Between the First Amendment’s proclamation of "the right of the people peaceably to assemble" and the Fourth Amendment’s recognition of "the right of the people to be secure... against unreasonable searches and seizures," is squeezed the Second Amendment: "A Well regulated Militia, being necessary to the security of a free State, the right of the people to keep and bear Arms, shall not be infringed."

In Verdugo-Urquidez (1990), the Supreme Court made the obvious point that "the people" means the same in the First, Second and Fourth Amendments.

Governments have only "powers," not "rights." As the 10th Amendment says, "The powers not delegated to the United states... are reserved to the states respectively, or to the people."

The doctrine that the Second Amendment guarantees only a state "right" to have a militia, which is the National Guard, was invented in the 20th century, and has no basis in history. The premise that a militia secures a free state does not negate that the "right" belongs to "the people."

With the arrival of British troops in 1768, the Boston Gazette reported that the ministry commanded "that the inhabitants of this province are to be disarmed."

In 1775, after the Redcoats’ attempt to seize the rebel militia’s arms at Lexington and Concord, General Gage ordered the confiscation of the private arms of all the inhabitants of Boston, an act of perfidy cited by the Continental Congress in its Declaration of Causes of Taking Up Arms.

In "The Federalist", James Madison alluded to "the advantage of being armed, which the Americans possess over the people of almost every other nation," adding: "Notwithstanding the military establishments in the several kingdoms of Europe, ... the governments are afraid to trust the people with arms."

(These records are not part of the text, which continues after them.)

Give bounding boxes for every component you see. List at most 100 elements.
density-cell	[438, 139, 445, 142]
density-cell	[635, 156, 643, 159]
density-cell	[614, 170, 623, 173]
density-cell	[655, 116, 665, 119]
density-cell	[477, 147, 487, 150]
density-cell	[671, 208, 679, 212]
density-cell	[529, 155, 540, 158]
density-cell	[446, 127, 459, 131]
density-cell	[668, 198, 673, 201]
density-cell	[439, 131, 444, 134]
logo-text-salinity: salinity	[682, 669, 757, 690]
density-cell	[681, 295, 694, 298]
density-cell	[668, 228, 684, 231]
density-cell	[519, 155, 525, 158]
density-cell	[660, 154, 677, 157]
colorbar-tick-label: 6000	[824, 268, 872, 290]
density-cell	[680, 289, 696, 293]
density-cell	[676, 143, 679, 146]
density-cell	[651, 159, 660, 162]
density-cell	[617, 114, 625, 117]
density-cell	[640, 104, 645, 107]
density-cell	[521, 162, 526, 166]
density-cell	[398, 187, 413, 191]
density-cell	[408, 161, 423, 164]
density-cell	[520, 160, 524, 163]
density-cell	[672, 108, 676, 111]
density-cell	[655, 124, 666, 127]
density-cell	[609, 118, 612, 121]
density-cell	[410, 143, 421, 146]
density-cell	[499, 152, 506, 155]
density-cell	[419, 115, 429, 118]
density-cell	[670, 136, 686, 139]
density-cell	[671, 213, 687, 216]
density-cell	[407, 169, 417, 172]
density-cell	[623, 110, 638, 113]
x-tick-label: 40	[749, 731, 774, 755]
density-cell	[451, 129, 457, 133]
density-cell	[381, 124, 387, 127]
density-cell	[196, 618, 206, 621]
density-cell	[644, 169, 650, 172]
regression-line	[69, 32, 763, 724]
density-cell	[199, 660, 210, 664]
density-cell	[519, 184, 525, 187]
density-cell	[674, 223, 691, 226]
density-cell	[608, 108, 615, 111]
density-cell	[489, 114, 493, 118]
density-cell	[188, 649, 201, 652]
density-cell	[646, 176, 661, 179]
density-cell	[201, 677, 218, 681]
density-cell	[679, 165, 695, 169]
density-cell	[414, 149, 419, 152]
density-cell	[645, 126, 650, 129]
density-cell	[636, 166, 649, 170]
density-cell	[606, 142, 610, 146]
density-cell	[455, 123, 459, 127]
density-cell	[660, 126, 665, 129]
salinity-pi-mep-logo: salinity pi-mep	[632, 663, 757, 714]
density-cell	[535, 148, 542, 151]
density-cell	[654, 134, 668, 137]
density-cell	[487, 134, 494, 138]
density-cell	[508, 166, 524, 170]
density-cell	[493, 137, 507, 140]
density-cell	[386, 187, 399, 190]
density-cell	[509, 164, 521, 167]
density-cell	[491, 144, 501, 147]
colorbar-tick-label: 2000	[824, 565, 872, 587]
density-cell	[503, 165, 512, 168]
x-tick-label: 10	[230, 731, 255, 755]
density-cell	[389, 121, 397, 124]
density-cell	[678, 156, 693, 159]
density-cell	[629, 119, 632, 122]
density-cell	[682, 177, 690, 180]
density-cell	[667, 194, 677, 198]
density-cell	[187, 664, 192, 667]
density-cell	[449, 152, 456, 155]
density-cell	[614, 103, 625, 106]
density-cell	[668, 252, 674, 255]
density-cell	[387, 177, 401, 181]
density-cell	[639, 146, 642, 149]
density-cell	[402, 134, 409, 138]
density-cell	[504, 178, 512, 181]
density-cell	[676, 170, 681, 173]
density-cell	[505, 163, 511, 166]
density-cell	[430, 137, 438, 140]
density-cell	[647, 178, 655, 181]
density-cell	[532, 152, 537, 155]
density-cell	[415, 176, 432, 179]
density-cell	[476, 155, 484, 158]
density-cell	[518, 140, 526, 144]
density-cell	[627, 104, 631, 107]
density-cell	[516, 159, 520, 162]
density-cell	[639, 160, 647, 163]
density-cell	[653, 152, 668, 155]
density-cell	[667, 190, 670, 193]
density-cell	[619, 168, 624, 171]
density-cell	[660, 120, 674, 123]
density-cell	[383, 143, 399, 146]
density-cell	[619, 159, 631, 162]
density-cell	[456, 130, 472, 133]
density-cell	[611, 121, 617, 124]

This was the most widely published explanation of the Second Amendment when it was proposed in 1789: "As civil rulers, not having their duty to the people duly before them, may attempt to tyrannize, and as the military forces which must be occasionally raised to defend our country, might pervert their power to the injury of their fellow-citizens, the people are confirmed ... in their right to keep and bear their private arms.

In Dred Scott (1857), the Supreme Court denied that African Americans were citizens, for if so they had the rights to assemble and "to keep and carry arms wherever they went."

In 1866, Senator Jacob Howard introduced the Fourteenth Amendment, explaining its purpose to protect "personal rights" such as "the right to keep and bear arms" from state infringement.

The Congress that passed the amendment also passed the Freedmen’s Bureau Act, which declared that the rights of "personal security and personal liberty" included "the constitutional right to bear arms" — a very practical right for freed slaves protecting themselves from Klan violence.

The Supreme Court, in Miller (1939), held that the Second Amendment protects militia-type arms, but found it irrelevant to ask whether the defendant was a member of the National Guard.

Some lower federal courts in the last three decades have opined, with the same superficiality as courts treated free speech before the 1920s, that the Second Amendment only protects the National Guard.

The rights to keep arms, to a free press and to vote are checks and balances that promote a free state.

The alternative of a police state and militarization of law enforcement is exactly what the Second Amendment was adopted to avoid.